Okay, this will be a break from my China posts because I just had this rather shocking experience tonight: my mom just called me a lesbian.
I have nothing against lesbians. I have bisexual friends and lesbian classmates from high school. I respect them for their choices.
I am just not one. But my mom thinks I am because I don’t have a boyfriend. I never have had one.
She has always teased me about wanting to meet someone but honestly, there is no one to meet. I am not seeing anyone at all and I’m fine with that. She, apparently, isn’t.
I don’t see what’s so wrong with being single. I enjoy my independence from any romantic relationship. I love my freedom of choice. So why pressure me into being in a relationship?

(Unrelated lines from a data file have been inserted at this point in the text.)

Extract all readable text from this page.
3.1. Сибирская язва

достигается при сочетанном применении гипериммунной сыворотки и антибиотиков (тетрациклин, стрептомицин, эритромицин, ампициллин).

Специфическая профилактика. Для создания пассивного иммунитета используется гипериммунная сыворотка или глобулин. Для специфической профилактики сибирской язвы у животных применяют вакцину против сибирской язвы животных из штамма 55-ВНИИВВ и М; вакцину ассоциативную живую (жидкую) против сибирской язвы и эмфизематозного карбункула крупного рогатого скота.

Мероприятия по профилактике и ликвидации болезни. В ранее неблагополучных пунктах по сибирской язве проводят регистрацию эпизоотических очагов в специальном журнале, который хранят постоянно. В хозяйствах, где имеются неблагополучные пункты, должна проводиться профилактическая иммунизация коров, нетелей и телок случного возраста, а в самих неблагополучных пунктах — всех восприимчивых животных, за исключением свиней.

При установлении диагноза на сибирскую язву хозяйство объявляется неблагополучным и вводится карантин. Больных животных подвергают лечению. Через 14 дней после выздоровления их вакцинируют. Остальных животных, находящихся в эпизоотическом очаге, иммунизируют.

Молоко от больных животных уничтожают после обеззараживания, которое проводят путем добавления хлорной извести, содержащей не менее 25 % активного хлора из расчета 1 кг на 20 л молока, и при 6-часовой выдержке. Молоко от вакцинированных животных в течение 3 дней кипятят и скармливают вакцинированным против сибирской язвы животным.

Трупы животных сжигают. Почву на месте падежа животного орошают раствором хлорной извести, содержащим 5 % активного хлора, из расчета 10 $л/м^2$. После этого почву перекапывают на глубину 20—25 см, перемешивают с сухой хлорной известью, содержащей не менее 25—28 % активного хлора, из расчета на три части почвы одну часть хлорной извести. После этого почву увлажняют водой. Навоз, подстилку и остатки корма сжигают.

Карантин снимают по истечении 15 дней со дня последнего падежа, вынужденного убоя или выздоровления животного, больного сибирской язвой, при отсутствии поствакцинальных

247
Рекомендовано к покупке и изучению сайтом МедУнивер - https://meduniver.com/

I understand that I am the only single second generation under the 20 and above age category. Most of my cousins from my mother’s side are married. As for my father’s side, half are married and the rest are either in a relationship or too young to be in one. I don’t give much of a damn.
She also told me to quit cosplaying so that someone would take me seriously and enjoy my young life. I have never been that insulted by my own mother before. I mean, I have many single friends who are enjoying their young lives. I enjoy my young life the way I know how and it doesn’t involve a relationship. So why?
I’m just ranting because this is the first time I am called a lesbian. I found it shocking because I never had any inclination towards liking girls in a sexual/romantic sense. I didn’t understand how my mother who rarely sees me nowadays could think I am a lesbian. Myuuur.
At this point, I am sort of over it. I’m calm and will move forward from that comment. Lastly, I’d like to apologize for my mother’s insensitivity to lesbians. I know you made your choice in romantic relationships and it’s not because you can’t find boyfriends. I’m so sorry.